Friday, April 28, 2006

Defining Moments

Sweet, Sweet St. Mary
By SheerAlmshouse

I can still close my eyes and smell the earth, freshly roused by the daily rainfall. I see the smiles of adults and children as we pass them on the narrow trail-like road. They stand to the side as they hear the loud engine of the 70s Volkswagen bug approach.

I can still smell the sweet high country landscape covered with sugarcane, cocoa and banana trees. All these rich images will help to form the woman I will become, the woman I am –when I open my eyes.

I cannot help but visiting this profoundly visual and inspirational place when I think of what St. Mary represents to me. The memories go back over two decades. It seems longer in theory but still, somehow, it feels like yesterday.

My daddy grew up in the parish of his birth, and the birth of several generations of Morrison’s and Thompsons, to whom we are undoubtedly related. After all, in the Jamaican countryside, anyone who shares your name is seen as your cousin. We even describe them as second, and third cousins, indicating the strong families ties even where the blood bond weakens.

Theirs was a very small district that we called “Montry Gayle,” -which I have yet to locate on a map- in which my grandmother grew up. It wasn’t until recently that my grandmother set me straight that the village was in fact “Mount Regale,” located about three miles from Richmond. This was the place to which I would later travel with my father on weekends. As the only child for almost a decade, I was happy to make the journey with him.

My daddy always had a love for the land and everything living on it. He respected agriculture, and years of “upwardly mobile” university studies could not detach those heartstrings. He started raring goats, then went to pigs as he tried to find which hat suited him best as educated farmer.

It was on those regular weekend trips that my father and I would bond. He played the multiple roles of parent, playmate, comforter and educator as we took the country road to and from Kingston. It was then that I developed a keen interest in geography and social studies, and later in landscapes and of course, long winding trips into the countryside.

I remember playing with the children of the adopted daughter of my great grandmother, Mammy, climbing trees and taking turns running to the spring, turning many corners for about two miles uphill, and then sliding down the always wet, clay-like, rich St. Mary soil to the place where cool, sweet water poured from rocks.

My mother would lament the state of my clothes to my father upon our return from these trips. I played coy but I just could not resist the urge to slide down the slopes near the spring. I was a city girl on the loose in the country. Those Adventures of Sheer Almshouse came to an end the day I slipped and actually rolled all the way down. That was the last I saw of my favourite Popeye sweater and pink gingham skirt because I stuffed them under the guest bed at Mammy’s. Surely, I could not play the fool with my mother any longer.

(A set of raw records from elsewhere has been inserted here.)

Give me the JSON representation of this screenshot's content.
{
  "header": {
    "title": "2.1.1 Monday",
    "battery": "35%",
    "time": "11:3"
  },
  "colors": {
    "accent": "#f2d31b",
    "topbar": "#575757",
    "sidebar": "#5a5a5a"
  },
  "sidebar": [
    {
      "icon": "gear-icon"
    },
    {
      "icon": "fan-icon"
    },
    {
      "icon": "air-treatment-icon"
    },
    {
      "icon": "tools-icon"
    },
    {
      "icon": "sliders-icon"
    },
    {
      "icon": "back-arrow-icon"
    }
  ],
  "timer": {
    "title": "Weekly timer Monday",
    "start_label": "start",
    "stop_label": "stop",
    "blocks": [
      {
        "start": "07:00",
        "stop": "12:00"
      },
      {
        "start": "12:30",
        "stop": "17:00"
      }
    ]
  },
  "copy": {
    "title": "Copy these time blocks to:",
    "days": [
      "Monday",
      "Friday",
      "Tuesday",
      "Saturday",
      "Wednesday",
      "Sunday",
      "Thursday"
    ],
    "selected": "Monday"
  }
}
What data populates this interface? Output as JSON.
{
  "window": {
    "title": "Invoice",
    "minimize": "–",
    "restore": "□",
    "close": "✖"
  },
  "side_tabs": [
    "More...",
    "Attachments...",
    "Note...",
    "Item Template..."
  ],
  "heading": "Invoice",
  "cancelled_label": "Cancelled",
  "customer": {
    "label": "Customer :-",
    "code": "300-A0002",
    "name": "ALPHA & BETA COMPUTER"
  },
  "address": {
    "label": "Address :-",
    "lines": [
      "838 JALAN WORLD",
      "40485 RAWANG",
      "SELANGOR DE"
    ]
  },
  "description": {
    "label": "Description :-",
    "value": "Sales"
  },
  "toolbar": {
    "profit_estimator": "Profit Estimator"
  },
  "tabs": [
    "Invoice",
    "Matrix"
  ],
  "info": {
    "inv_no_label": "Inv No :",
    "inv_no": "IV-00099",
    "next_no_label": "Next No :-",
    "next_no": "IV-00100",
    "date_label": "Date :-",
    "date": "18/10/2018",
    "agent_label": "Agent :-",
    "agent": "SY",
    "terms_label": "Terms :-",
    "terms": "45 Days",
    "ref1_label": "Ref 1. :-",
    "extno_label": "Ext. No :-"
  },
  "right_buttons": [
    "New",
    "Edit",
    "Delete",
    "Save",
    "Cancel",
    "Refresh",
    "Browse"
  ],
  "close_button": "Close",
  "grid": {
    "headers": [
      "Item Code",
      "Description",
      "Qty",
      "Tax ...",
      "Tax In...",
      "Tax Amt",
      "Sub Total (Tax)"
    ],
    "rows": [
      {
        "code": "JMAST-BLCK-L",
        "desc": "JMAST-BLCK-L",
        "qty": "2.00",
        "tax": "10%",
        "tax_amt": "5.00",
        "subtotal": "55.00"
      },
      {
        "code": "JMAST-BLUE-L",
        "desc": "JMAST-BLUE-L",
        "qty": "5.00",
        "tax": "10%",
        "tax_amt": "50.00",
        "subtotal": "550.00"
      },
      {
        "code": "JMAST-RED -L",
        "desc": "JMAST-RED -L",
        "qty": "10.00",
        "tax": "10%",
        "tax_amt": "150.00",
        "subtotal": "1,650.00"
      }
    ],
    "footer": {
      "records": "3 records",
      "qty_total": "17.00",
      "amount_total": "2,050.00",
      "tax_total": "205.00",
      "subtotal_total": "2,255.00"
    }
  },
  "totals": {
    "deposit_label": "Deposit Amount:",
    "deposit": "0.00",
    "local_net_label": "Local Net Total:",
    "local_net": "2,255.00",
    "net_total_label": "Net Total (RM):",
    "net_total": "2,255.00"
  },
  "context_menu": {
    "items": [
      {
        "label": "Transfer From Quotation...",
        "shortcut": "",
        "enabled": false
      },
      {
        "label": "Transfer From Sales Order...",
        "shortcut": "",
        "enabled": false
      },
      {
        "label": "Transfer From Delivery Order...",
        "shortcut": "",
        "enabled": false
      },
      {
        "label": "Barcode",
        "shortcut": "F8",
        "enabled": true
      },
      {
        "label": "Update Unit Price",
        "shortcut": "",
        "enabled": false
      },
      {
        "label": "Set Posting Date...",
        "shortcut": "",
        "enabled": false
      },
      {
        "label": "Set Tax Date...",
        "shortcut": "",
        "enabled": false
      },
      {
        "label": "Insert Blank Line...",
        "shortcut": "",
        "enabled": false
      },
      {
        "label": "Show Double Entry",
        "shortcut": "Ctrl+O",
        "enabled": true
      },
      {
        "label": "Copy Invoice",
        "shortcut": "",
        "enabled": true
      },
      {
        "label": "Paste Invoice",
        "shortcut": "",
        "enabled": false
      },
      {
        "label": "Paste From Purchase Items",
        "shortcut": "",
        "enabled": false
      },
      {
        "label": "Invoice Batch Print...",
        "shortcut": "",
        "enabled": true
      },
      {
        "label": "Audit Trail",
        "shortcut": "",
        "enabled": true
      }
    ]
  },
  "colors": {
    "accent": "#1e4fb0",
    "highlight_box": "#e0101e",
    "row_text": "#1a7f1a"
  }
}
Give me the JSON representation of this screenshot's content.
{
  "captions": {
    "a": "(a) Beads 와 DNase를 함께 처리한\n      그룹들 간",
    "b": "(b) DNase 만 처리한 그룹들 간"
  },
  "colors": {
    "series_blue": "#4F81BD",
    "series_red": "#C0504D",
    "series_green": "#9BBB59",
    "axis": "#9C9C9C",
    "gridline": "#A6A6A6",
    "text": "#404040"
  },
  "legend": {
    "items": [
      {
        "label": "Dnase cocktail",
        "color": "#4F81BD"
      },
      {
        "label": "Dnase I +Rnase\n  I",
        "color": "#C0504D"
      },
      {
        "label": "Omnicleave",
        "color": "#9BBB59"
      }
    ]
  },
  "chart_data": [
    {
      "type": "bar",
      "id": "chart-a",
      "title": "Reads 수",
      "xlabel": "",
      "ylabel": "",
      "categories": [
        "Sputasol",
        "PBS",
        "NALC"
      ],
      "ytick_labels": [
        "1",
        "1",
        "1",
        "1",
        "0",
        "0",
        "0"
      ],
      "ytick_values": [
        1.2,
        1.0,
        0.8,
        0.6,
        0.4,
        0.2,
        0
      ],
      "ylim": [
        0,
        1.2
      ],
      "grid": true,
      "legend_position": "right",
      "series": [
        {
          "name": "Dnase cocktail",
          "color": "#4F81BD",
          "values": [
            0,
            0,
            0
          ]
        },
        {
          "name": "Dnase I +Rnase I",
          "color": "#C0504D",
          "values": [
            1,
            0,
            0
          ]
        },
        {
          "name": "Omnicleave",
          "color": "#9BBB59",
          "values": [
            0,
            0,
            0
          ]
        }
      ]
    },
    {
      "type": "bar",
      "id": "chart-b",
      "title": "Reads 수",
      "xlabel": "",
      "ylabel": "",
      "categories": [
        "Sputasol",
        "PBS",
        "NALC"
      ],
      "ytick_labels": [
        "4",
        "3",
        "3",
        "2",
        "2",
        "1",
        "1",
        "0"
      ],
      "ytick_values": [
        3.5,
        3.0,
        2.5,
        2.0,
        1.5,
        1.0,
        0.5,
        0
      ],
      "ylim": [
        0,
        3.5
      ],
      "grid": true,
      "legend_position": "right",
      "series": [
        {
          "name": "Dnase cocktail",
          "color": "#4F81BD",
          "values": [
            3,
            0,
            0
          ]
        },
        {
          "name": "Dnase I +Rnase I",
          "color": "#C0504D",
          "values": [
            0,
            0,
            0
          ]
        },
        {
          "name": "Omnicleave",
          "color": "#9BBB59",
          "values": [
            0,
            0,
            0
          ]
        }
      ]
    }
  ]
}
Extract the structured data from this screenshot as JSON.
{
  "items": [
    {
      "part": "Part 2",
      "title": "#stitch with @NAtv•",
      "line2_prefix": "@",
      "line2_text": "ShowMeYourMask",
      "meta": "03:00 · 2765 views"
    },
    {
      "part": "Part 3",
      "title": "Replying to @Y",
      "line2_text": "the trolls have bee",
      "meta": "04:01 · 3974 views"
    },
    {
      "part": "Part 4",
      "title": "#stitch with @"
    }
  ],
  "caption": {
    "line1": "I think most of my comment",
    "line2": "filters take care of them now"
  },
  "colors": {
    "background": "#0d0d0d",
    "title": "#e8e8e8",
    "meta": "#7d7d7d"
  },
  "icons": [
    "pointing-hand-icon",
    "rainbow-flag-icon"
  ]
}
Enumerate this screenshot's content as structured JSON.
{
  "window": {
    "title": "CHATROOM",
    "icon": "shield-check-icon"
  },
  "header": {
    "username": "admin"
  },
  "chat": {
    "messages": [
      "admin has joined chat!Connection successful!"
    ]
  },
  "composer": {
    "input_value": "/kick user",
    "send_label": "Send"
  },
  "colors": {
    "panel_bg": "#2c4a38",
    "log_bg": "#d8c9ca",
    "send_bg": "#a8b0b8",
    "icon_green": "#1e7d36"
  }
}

It’s been years since I have visited St. Mary. The last time was a gathering of generations of Thompsons at the roots from which they sprung. It might have been the last. It seems that every generation rebels against the land and fights its hardest to be as far from it as possible.

We have a saying that “ wantie wantie cyaa gettie and gettie gettie no wantie.” Translated, it means “those who want it cant get it and those who get it don’t want it.” “It” here refers to any object desired. This seems ironic on so many different levels as I sit on an antique kitchen chair on a large step that doubles as a verandah for my studio apartment in the heart of noisy, nosey and peaceless Kingston.

I have essentially become a city girl with a country heart. I know the names of my neighbours, and I always make it a duty to smile and say hello. But even “hellos” now seem stifled in the concrete jungle. However, every time I come across bananas or sugarcane originating from St. Mary in the market, I have to ask the vendor’s surname- who knows? We may very well be related.